This collection of images shows how US warships, and, in particular,
submarines helped sustain the garrison.
Singapore and Hong Kong had fallen to the forces of Imperial Japan,
Thailand and Burma had been invaded and islands across the Pacific
captured. But one place, one tiny island fortress garrisoned by a few
thousand hungry and exhausted men, refused to be beaten. That island
fortress was Corregidor which guarded the entrance to Manila Bay and
controlled all sea-borne access to Manila Harbor. At a time when every
news bulletin was one of Japanese success, Corregidor shone as the only
beacon of hope in the darkness of defeat.
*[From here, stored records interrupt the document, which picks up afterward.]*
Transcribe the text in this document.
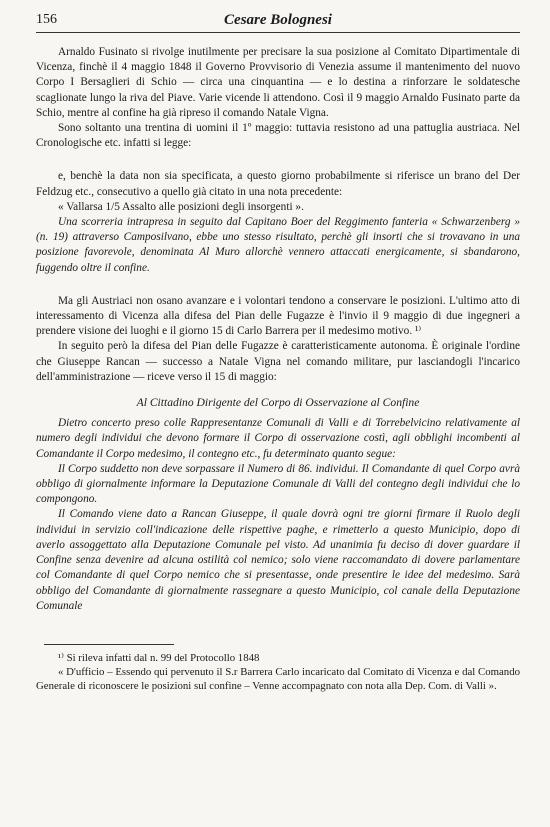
156	Cesare Bolognesi

Arnaldo Fusinato si rivolge inutilmente per precisare la sua posizione al Comitato Dipartimentale di Vicenza, finchè il 4 maggio 1848 il Governo Provvisorio di Venezia assume il mantenimento del nuovo Corpo I Bersaglieri di Schio — circa una cinquantina — e lo destina a rinforzare le soldatesche scaglionate lungo la riva del Piave. Varie vicende li attendono. Così il 9 maggio Arnaldo Fusinato parte da Schio, mentre al confine ha già ripreso il comando Natale Vigna.

Sono soltanto una trentina di uomini il 1º maggio: tuttavia resistono ad una pattuglia austriaca. Nel Cronologische etc. infatti si legge:

e, benchè la data non sia specificata, a questo giorno probabilmente si riferisce un brano del Der Feldzug etc., consecutivo a quello già citato in una nota precedente:

« Vallarsa 1/5 Assalto alle posizioni degli insorgenti ».

Una scorreria intrapresa in seguito dal Capitano Boer del Reggimento fanteria « Schwarzenberg » (n. 19) attraverso Camposilvano, ebbe uno stesso risultato, perchè gli insorti che si trovavano in una posizione favorevole, denominata Al Muro allorchè vennero attaccati energicamente, si sbandarono, fuggendo oltre il confine.

Ma gli Austriaci non osano avanzare e i volontari tendono a conservare le posizioni. L'ultimo atto di interessamento di Vicenza alla difesa del Pian delle Fugazze è l'invio il 9 maggio di due ingegneri a prendere visione dei luoghi e il giorno 15 di Carlo Barrera per il medesimo motivo. ¹⁾

In seguito però la difesa del Pian delle Fugazze è caratteristicamente autonoma. È originale l'ordine che Giuseppe Rancan — successo a Natale Vigna nel comando militare, pur lasciandogli l'incarico dell'amministrazione — riceve verso il 15 di maggio:

Al Cittadino Dirigente del Corpo di Osservazione al Confine

Dietro concerto preso colle Rappresentanze Comunali di Valli e di Torrebelvicino relativamente al numero degli individui che devono formare il Corpo di osservazione costì, agli obblighi incombenti al Comandante il Corpo medesimo, il contegno etc., fu determinato quanto segue:

Il Corpo suddetto non deve sorpassare il Numero di 86. individui. Il Comandante di quel Corpo avrà obbligo di giornalmente informare la Deputazione Comunale di Valli del contegno degli individui che lo compongono.

Il Comando viene dato a Rancan Giuseppe, il quale dovrà ogni tre giorni firmare il Ruolo degli individui in servizio coll'indicazione delle rispettive paghe, e rimetterlo a questo Municipio, dopo di averlo assoggettato alla Deputazione Comunale pel visto. Ad unanimia fu deciso di dover guardare il Confine senza devenire ad alcuna ostilità col nemico; solo viene raccomandato di dovere parlamentare col Comandante di quel Corpo nemico che si presentasse, onde presentire le idee del medesimo. Sarà obbligo del Comandante di giornalmente rassegnare a questo Municipio, col canale della Deputazione Comunale

¹⁾ Si rileva infatti dal n. 99 del Protocollo 1848

« D'ufficio – Essendo qui pervenuto il S.r Barrera Carlo incaricato dal Comitato di Vicenza e dal Comando Generale di riconoscere le posizioni sul confine – Venne accompagnato con nota alla Dep. Com. di Valli ».
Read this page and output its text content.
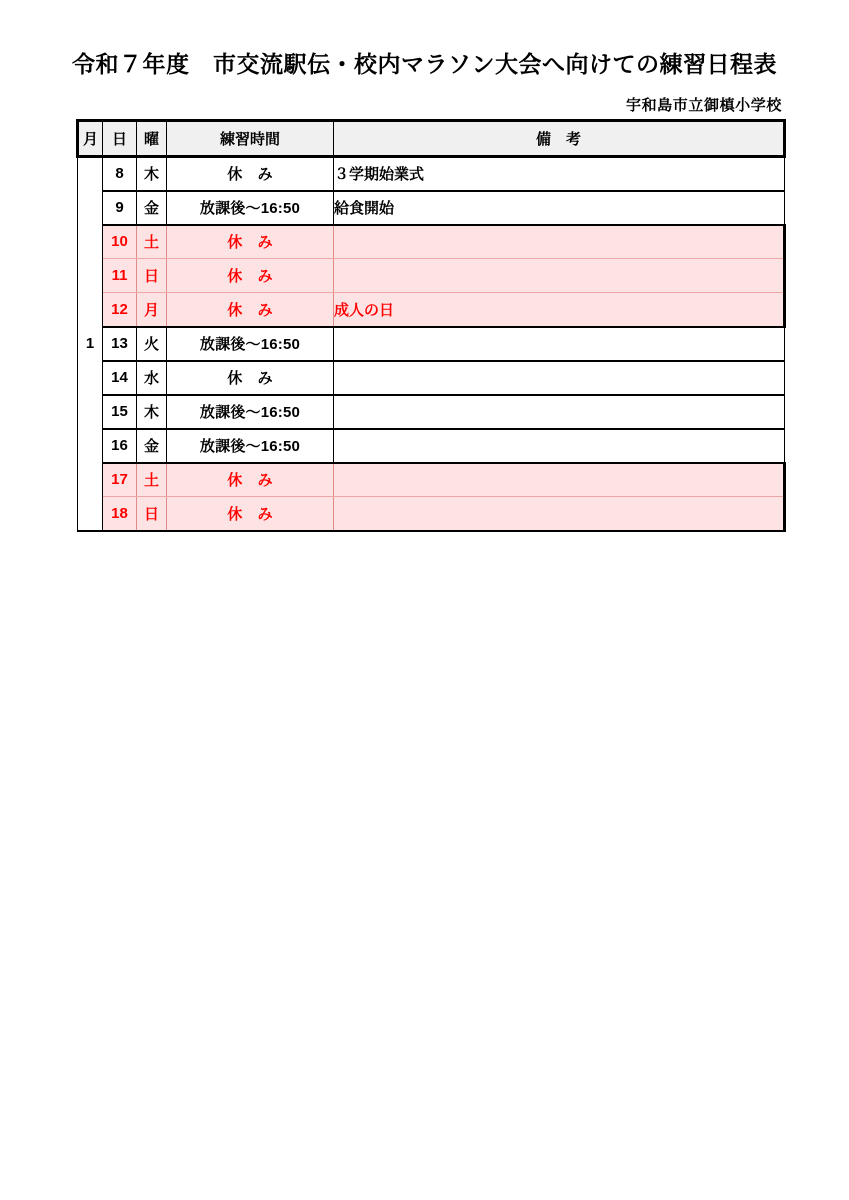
令和７年度　市交流駅伝・校内マラソン大会へ向けての練習日程表
宇和島市立御槙小学校
月	日	曜	練習時間	備　考
1	8	木	休　み	３学期始業式
	9	金	放課後～16:50	給食開始
	10	土	休　み	
	11	日	休　み	
	12	月	休　み	成人の日
	13	火	放課後～16:50	
	14	水	休　み	
	15	木	放課後～16:50	
	16	金	放課後～16:50	
	17	土	休　み	
	18	日	休　み	
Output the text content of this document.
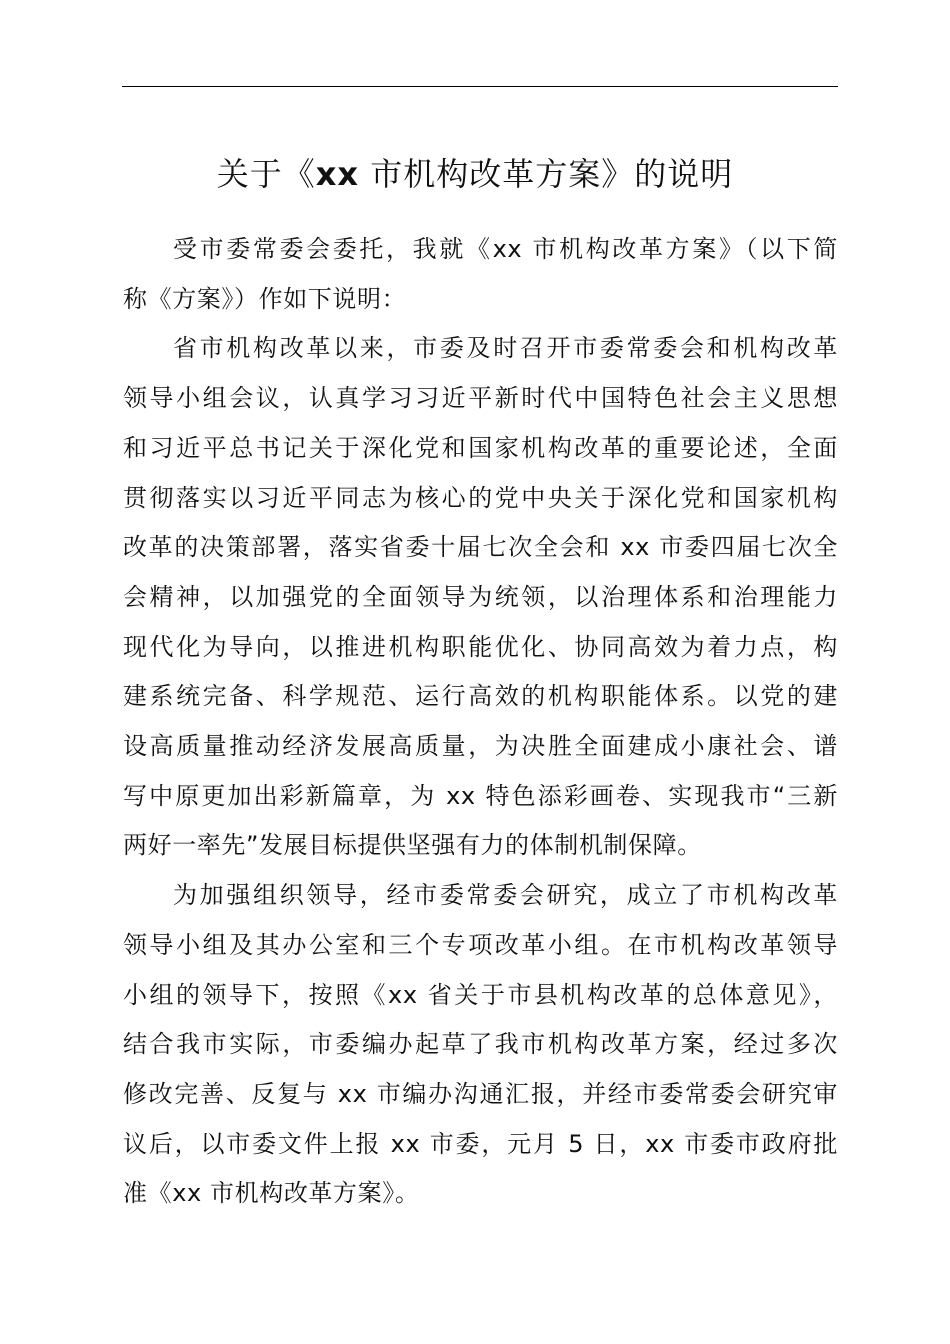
关于《xx 市机构改革方案》的说明
受市委常委会委托，我就《xx 市机构改革方案》（以下简
称《方案》）作如下说明：
省市机构改革以来，市委及时召开市委常委会和机构改革
领导小组会议，认真学习习近平新时代中国特色社会主义思想
和习近平总书记关于深化党和国家机构改革的重要论述，全面
贯彻落实以习近平同志为核心的党中央关于深化党和国家机构
改革的决策部署，落实省委十届七次全会和 xx 市委四届七次全
会精神，以加强党的全面领导为统领，以治理体系和治理能力
现代化为导向，以推进机构职能优化、协同高效为着力点，构
建系统完备、科学规范、运行高效的机构职能体系。以党的建
设高质量推动经济发展高质量，为决胜全面建成小康社会、谱
写中原更加出彩新篇章，为 xx 特色添彩画卷、实现我市“三新
两好一率先”发展目标提供坚强有力的体制机制保障。
为加强组织领导，经市委常委会研究，成立了市机构改革
领导小组及其办公室和三个专项改革小组。在市机构改革领导
小组的领导下，按照《xx 省关于市县机构改革的总体意见》，
结合我市实际，市委编办起草了我市机构改革方案，经过多次
修改完善、反复与 xx 市编办沟通汇报，并经市委常委会研究审
议后，以市委文件上报 xx 市委，元月 5 日，xx 市委市政府批
准《xx 市机构改革方案》。
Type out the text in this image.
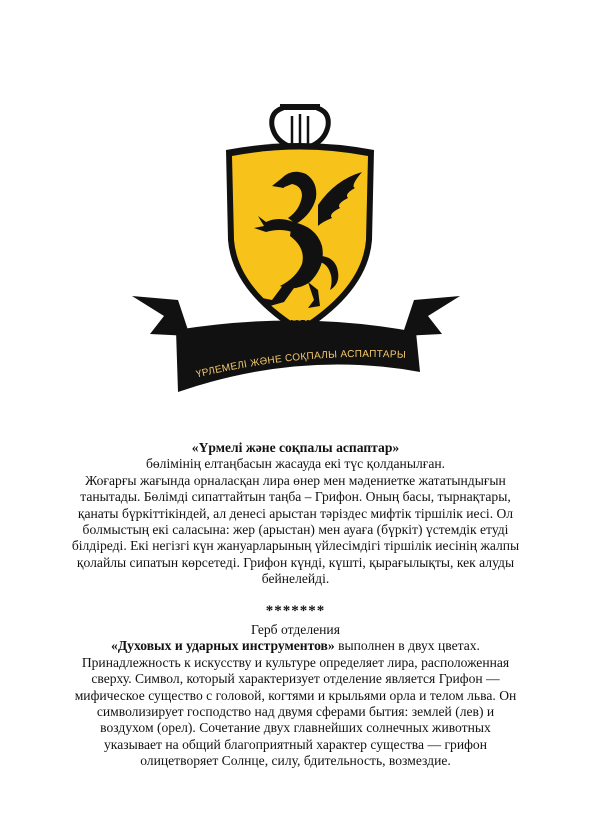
ҮРЛЕМЕЛІ ЖӘНЕ СОҚПАЛЫ АСПАПТАРЫ
«Үрмелі және соқпалы аспаптар»
бөлімінің елтаңбасын жасауда екі түс қолданылған.
Жоғарғы жағында орналасқан лира өнер мен мәдениетке жататындығын
танытады. Бөлімді сипаттайтын таңба – Грифон. Оның басы, тырнақтары,
қанаты бүркіттікіндей, ал денесі арыстан тәріздес мифтік тіршілік иесі. Ол
болмыстың екі саласына: жер (арыстан) мен ауаға (бүркіт) үстемдік етуді
білдіреді. Екі негізгі күн жануарларының үйлесімдігі тіршілік иесінің жалпы
қолайлы сипатын көрсетеді. Грифон күнді, күшті, қырағылықты, кек алуды
бейнелейді.
*******
Герб отделения
«Духовых и ударных инструментов» выполнен в двух цветах.
Принадлежность к искусству и культуре определяет лира, расположенная
сверху. Символ, который характеризует отделение является Грифон —
мифическое существо с головой, когтями и крыльями орла и телом льва. Он
символизирует господство над двумя сферами бытия: землей (лев) и
воздухом (орел). Сочетание двух главнейших солнечных животных
указывает на общий благоприятный характер существа — грифон
олицетворяет Солнце, силу, бдительность, возмездие.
The Japanese 14th Army of Lieutenant General Masaharu Homma, threw
everything it had at Corregidor, officially named Fort Mills. But deep
within the island's rocky heart, a tunnel had been excavated into
Malinta Hill and there the US troops, marine, naval and army, endured
the terrible onslaught. At their head was General Douglas MacArthur who
became a national hero with his resolute determination never to
surrender, until ordered to evacuate to Australia to avoid such a senior
officer being captured by the enemy. Bur with his departure, the rest of
the garrison knew that there was no possibility of relief. They would
have to fight on until the bitter end, whatever form that might take.
That end came in May 1942. The defenders were reduced to virtually
starvation rations with many of them wounded. Consequently, when, on 5
May the Japanese mounted a powerful amphibious assault, the weakened
garrison could defy the enemy no longer. Corregidor, the 'Gibraltar of
the East', finally fell to the invaders.
Those invaders were to become the invaded when MacArthur returned in
January 1945. For three weeks, US aircraft, warships and artillery
hammered the Japanese positions on Corregidor. Then, on 16 February, the
Americans landed on the island. It took MacArthur's men ten days to hunt
down the last of the Japanese, after many had chosen to commit suicide
rather than surrender, but Corregidor was at last back in Allied
hands.
In this unique collection of images, the full story Corregidor's part in
the Second World War is dramatically revealed. The ships, the aircraft,
the guns, the fortifications and the men themselves, are shown here,
portraying the harsh, almost unendurable, realities of war.